Osama
- Cover of Osama
- Author: Lavie Tidhar
- Language: English
- Genre: Alternate History, Metafiction
- Publisher: PS Publishing
- Publication date: 2011
- Media type: Book

= Osama (novel) =

2011 alternate history novel by Lavie Tidhar

Osama is a 2011 alternate history metafictional novel by Lavie Tidhar. It was first published by PS Publishing.

==Synopsis==
In a world without terrorism, a private detective is hired to locate Mike Longshott, the mysterious author of a popular series of novels about a vigilante named "Osama bin Laden".

==Reception==

Osama won the 2012 World Fantasy Award for Best Novel.

Publishers Weekly described it as "offbeat and enigmatic", but with "less than rigorous internal logic".

The Guardian saw conceptual parallels to Philip K. Dick's The Man in the High Castle, emphasizing that Tidhar's goal is to "show that behind every manufactured enemy, is a real human being".

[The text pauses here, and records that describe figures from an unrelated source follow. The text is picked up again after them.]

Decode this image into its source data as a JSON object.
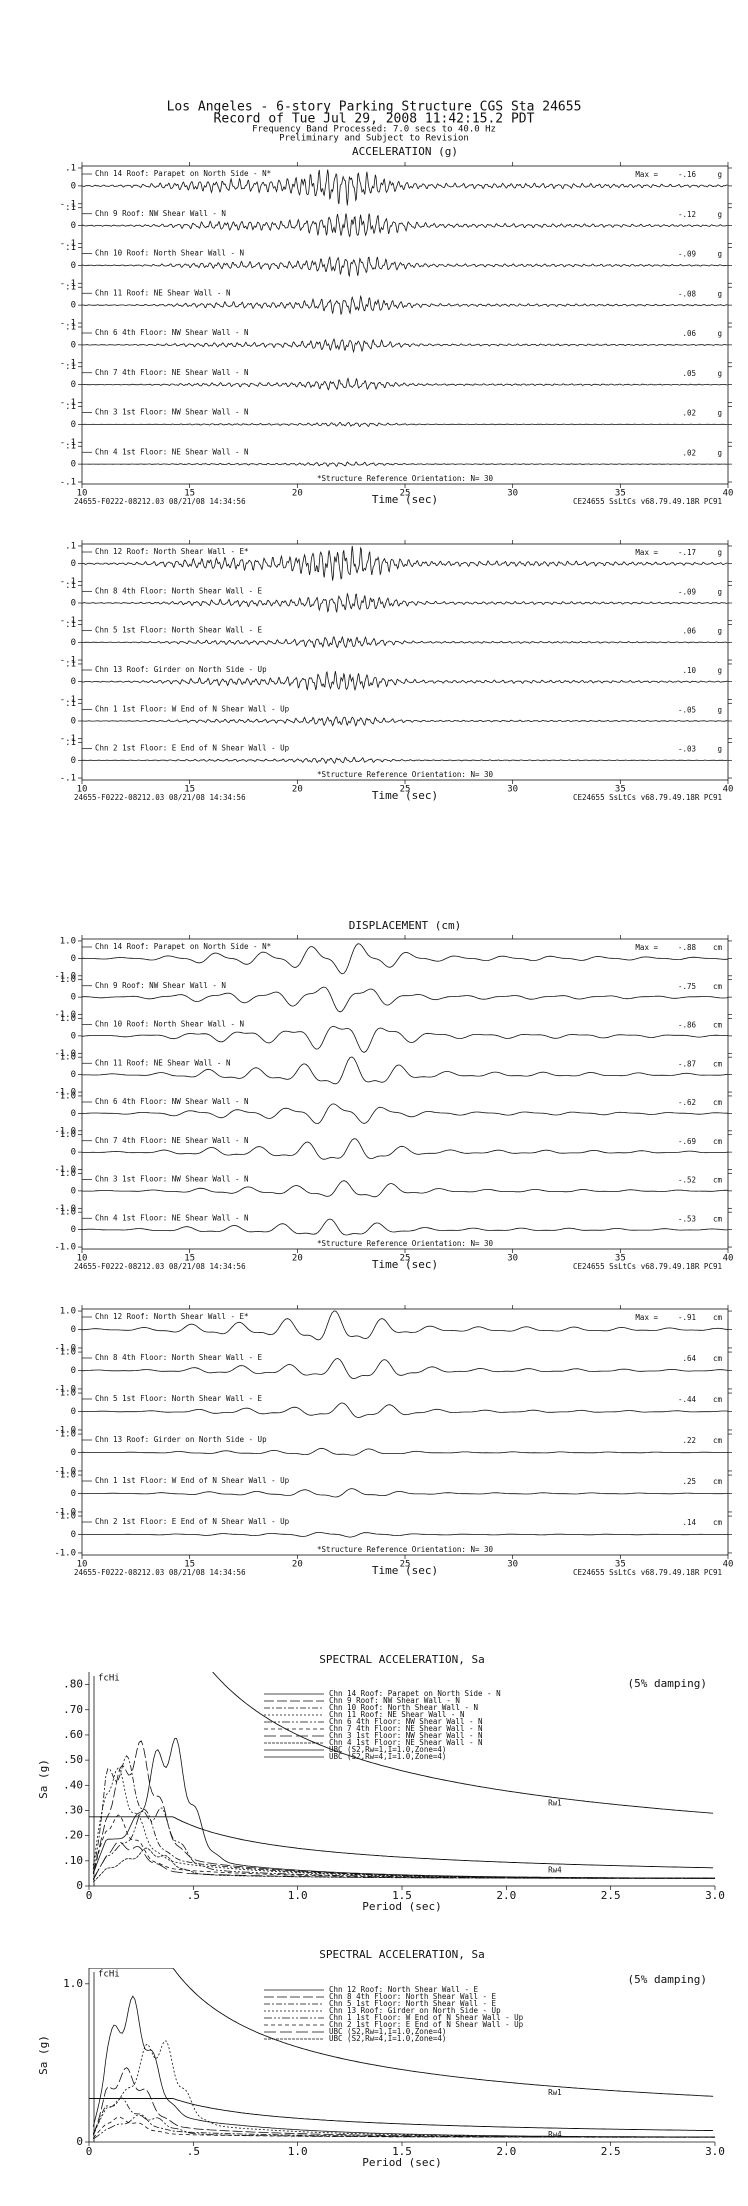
{
  "header": {
    "title": "Los Angeles - 6-story Parking Structure     CGS Sta 24655",
    "record": "Record of Tue Jul 29, 2008 11:42:15.2 PDT",
    "band": "Frequency Band Processed: 7.0 secs to 40.0 Hz",
    "status": "Preliminary and Subject to Revision"
  },
  "chart_data": [
    {
      "type": "seismogram",
      "title": "ACCELERATION (g)",
      "max_label": "Max =",
      "unit": "g",
      "channels": [
        "Chn 14  Roof: Parapet on North Side - N*",
        "Chn 9  Roof: NW Shear Wall - N",
        "Chn 10  Roof: North Shear Wall - N",
        "Chn 11  Roof: NE Shear Wall - N",
        "Chn 6  4th Floor: NW Shear Wall - N",
        "Chn 7  4th Floor: NE Shear Wall - N",
        "Chn 3  1st Floor: NW Shear Wall - N",
        "Chn 4  1st Floor: NE Shear Wall - N"
      ],
      "values": [
        -0.16,
        -0.12,
        -0.09,
        -0.08,
        0.06,
        0.05,
        0.02,
        0.02
      ],
      "value_labels": [
        "-.16",
        "-.12",
        "-.09",
        "-.08",
        ".06",
        ".05",
        ".02",
        ".02"
      ],
      "ylim": [
        -0.1,
        0.1
      ],
      "yticks": [
        {
          "value": 0.1,
          "label": ".1"
        },
        0,
        {
          "value": -0.1,
          "label": "-.1"
        }
      ],
      "xlim": [
        10,
        40
      ],
      "xticks": [
        10,
        15,
        20,
        25,
        30,
        35,
        40
      ],
      "xlabel": "Time (sec)",
      "note": "*Structure Reference Orientation: N= 30",
      "footer_left": "24655-F0222-08212.03 08/21/08 14:34:56",
      "footer_right": "CE24655  SsLtCs  v68.79.49.18R PC91"
    },
    {
      "type": "seismogram",
      "max_label": "Max =",
      "unit": "g",
      "channels": [
        "Chn 12  Roof: North Shear Wall - E*",
        "Chn 8  4th Floor: North Shear Wall - E",
        "Chn 5  1st Floor: North Shear Wall - E",
        "Chn 13  Roof: Girder on North Side - Up",
        "Chn 1  1st Floor: W End of N Shear Wall - Up",
        "Chn 2  1st Floor: E End of N Shear Wall - Up"
      ],
      "values": [
        -0.17,
        -0.09,
        0.06,
        0.1,
        -0.05,
        -0.03
      ],
      "value_labels": [
        "-.17",
        "-.09",
        ".06",
        ".10",
        "-.05",
        "-.03"
      ],
      "ylim": [
        -0.1,
        0.1
      ],
      "yticks": [
        {
          "value": 0.1,
          "label": ".1"
        },
        0,
        {
          "value": -0.1,
          "label": "-.1"
        }
      ],
      "xlim": [
        10,
        40
      ],
      "xticks": [
        10,
        15,
        20,
        25,
        30,
        35,
        40
      ],
      "xlabel": "Time (sec)",
      "note": "*Structure Reference Orientation: N= 30",
      "footer_left": "24655-F0222-08212.03 08/21/08 14:34:56",
      "footer_right": "CE24655  SsLtCs  v68.79.49.18R PC91"
    },
    {
      "type": "seismogram",
      "title": "DISPLACEMENT (cm)",
      "max_label": "Max =",
      "unit": "cm",
      "channels": [
        "Chn 14  Roof: Parapet on North Side - N*",
        "Chn 9  Roof: NW Shear Wall - N",
        "Chn 10  Roof: North Shear Wall - N",
        "Chn 11  Roof: NE Shear Wall - N",
        "Chn 6  4th Floor: NW Shear Wall - N",
        "Chn 7  4th Floor: NE Shear Wall - N",
        "Chn 3  1st Floor: NW Shear Wall - N",
        "Chn 4  1st Floor: NE Shear Wall - N"
      ],
      "values": [
        -0.88,
        -0.75,
        -0.86,
        -0.87,
        -0.62,
        -0.69,
        -0.52,
        -0.53
      ],
      "value_labels": [
        "-.88",
        "-.75",
        "-.86",
        "-.87",
        "-.62",
        "-.69",
        "-.52",
        "-.53"
      ],
      "ylim": [
        -1.0,
        1.0
      ],
      "yticks": [
        {
          "value": 1.0,
          "label": "1.0"
        },
        0,
        {
          "value": -1.0,
          "label": "-1.0"
        }
      ],
      "xlim": [
        10,
        40
      ],
      "xticks": [
        10,
        15,
        20,
        25,
        30,
        35,
        40
      ],
      "xlabel": "Time (sec)",
      "note": "*Structure Reference Orientation: N= 30",
      "footer_left": "24655-F0222-08212.03 08/21/08 14:34:56",
      "footer_right": "CE24655  SsLtCs  v68.79.49.18R PC91"
    },
    {
      "type": "seismogram",
      "max_label": "Max =",
      "unit": "cm",
      "channels": [
        "Chn 12  Roof: North Shear Wall - E*",
        "Chn 8  4th Floor: North Shear Wall - E",
        "Chn 5  1st Floor: North Shear Wall - E",
        "Chn 13  Roof: Girder on North Side - Up",
        "Chn 1  1st Floor: W End of N Shear Wall - Up",
        "Chn 2  1st Floor: E End of N Shear Wall - Up"
      ],
      "values": [
        -0.91,
        0.64,
        -0.44,
        0.22,
        0.25,
        0.14
      ],
      "value_labels": [
        "-.91",
        ".64",
        "-.44",
        ".22",
        ".25",
        ".14"
      ],
      "ylim": [
        -1.0,
        1.0
      ],
      "yticks": [
        {
          "value": 1.0,
          "label": "1.0"
        },
        0,
        {
          "value": -1.0,
          "label": "-1.0"
        }
      ],
      "xlim": [
        10,
        40
      ],
      "xticks": [
        10,
        15,
        20,
        25,
        30,
        35,
        40
      ],
      "xlabel": "Time (sec)",
      "note": "*Structure Reference Orientation: N= 30",
      "footer_left": "24655-F0222-08212.03 08/21/08 14:34:56",
      "footer_right": "CE24655  SsLtCs  v68.79.49.18R PC91"
    },
    {
      "type": "spectrum",
      "title": "SPECTRAL ACCELERATION, Sa",
      "damping": "(5% damping)",
      "marker": "fcHi",
      "ylabel": "Sa (g)",
      "xlabel": "Period (sec)",
      "legend": [
        "Chn 14  Roof: Parapet on North Side - N",
        "Chn 9  Roof: NW Shear Wall - N",
        "Chn 10  Roof: North Shear Wall - N",
        "Chn 11  Roof: NE Shear Wall - N",
        "Chn 6  4th Floor: NW Shear Wall - N",
        "Chn 7  4th Floor: NE Shear Wall - N",
        "Chn 3  1st Floor: NW Shear Wall - N",
        "Chn 4  1st Floor: NE Shear Wall - N",
        "UBC (S2,Rw=1,I=1.0,Zone=4)",
        "UBC (S2,Rw=4,I=1.0,Zone=4)"
      ],
      "curve_labels": [
        "Rw1",
        "Rw4"
      ],
      "xlim": [
        0,
        3.0
      ],
      "xticks": [
        0,
        {
          "value": 0.5,
          "label": ".5"
        },
        {
          "value": 1.0,
          "label": "1.0"
        },
        1.5,
        {
          "value": 2.0,
          "label": "2.0"
        },
        2.5,
        {
          "value": 3.0,
          "label": "3.0"
        }
      ],
      "ylim": [
        0,
        0.85
      ],
      "yticks": [
        0,
        {
          "value": 0.1,
          "label": ".10"
        },
        {
          "value": 0.2,
          "label": ".20"
        },
        {
          "value": 0.3,
          "label": ".30"
        },
        {
          "value": 0.4,
          "label": ".40"
        },
        {
          "value": 0.5,
          "label": ".50"
        },
        {
          "value": 0.6,
          "label": ".60"
        },
        {
          "value": 0.7,
          "label": ".70"
        },
        {
          "value": 0.8,
          "label": ".80"
        }
      ]
    },
    {
      "type": "spectrum",
      "title": "SPECTRAL ACCELERATION, Sa",
      "damping": "(5% damping)",
      "marker": "fcHi",
      "ylabel": "Sa (g)",
      "xlabel": "Period (sec)",
      "legend": [
        "Chn 12  Roof: North Shear Wall - E",
        "Chn 8  4th Floor: North Shear Wall - E",
        "Chn 5  1st Floor: North Shear Wall - E",
        "Chn 13  Roof: Girder on North Side - Up",
        "Chn 1  1st Floor: W End of N Shear Wall - Up",
        "Chn 2  1st Floor: E End of N Shear Wall - Up",
        "UBC (S2,Rw=1,I=1.0,Zone=4)",
        "UBC (S2,Rw=4,I=1.0,Zone=4)"
      ],
      "curve_labels": [
        "Rw1",
        "Rw4"
      ],
      "xlim": [
        0,
        3.0
      ],
      "xticks": [
        0,
        {
          "value": 0.5,
          "label": ".5"
        },
        {
          "value": 1.0,
          "label": "1.0"
        },
        1.5,
        {
          "value": 2.0,
          "label": "2.0"
        },
        2.5,
        {
          "value": 3.0,
          "label": "3.0"
        }
      ],
      "ylim": [
        0,
        1.1
      ],
      "yticks": [
        0,
        {
          "value": 1.0,
          "label": "1.0"
        }
      ]
    }
  ]
}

in Locus, Gary K. Wolfe observed that although Longshott is supposed to be a pulp fiction writer, the excerpts of Longshott's works (depicting various real-world instances of terrorism) "aren’t pulpish at all" but rather are "rendered in a crisp, journalistic prose" — unlike the rest of the novel, which is in a "deliberately pulp-noir style". Strange Horizons noted the possibility that "the entire story may be little more than [the detective's] opium-induced hallucination."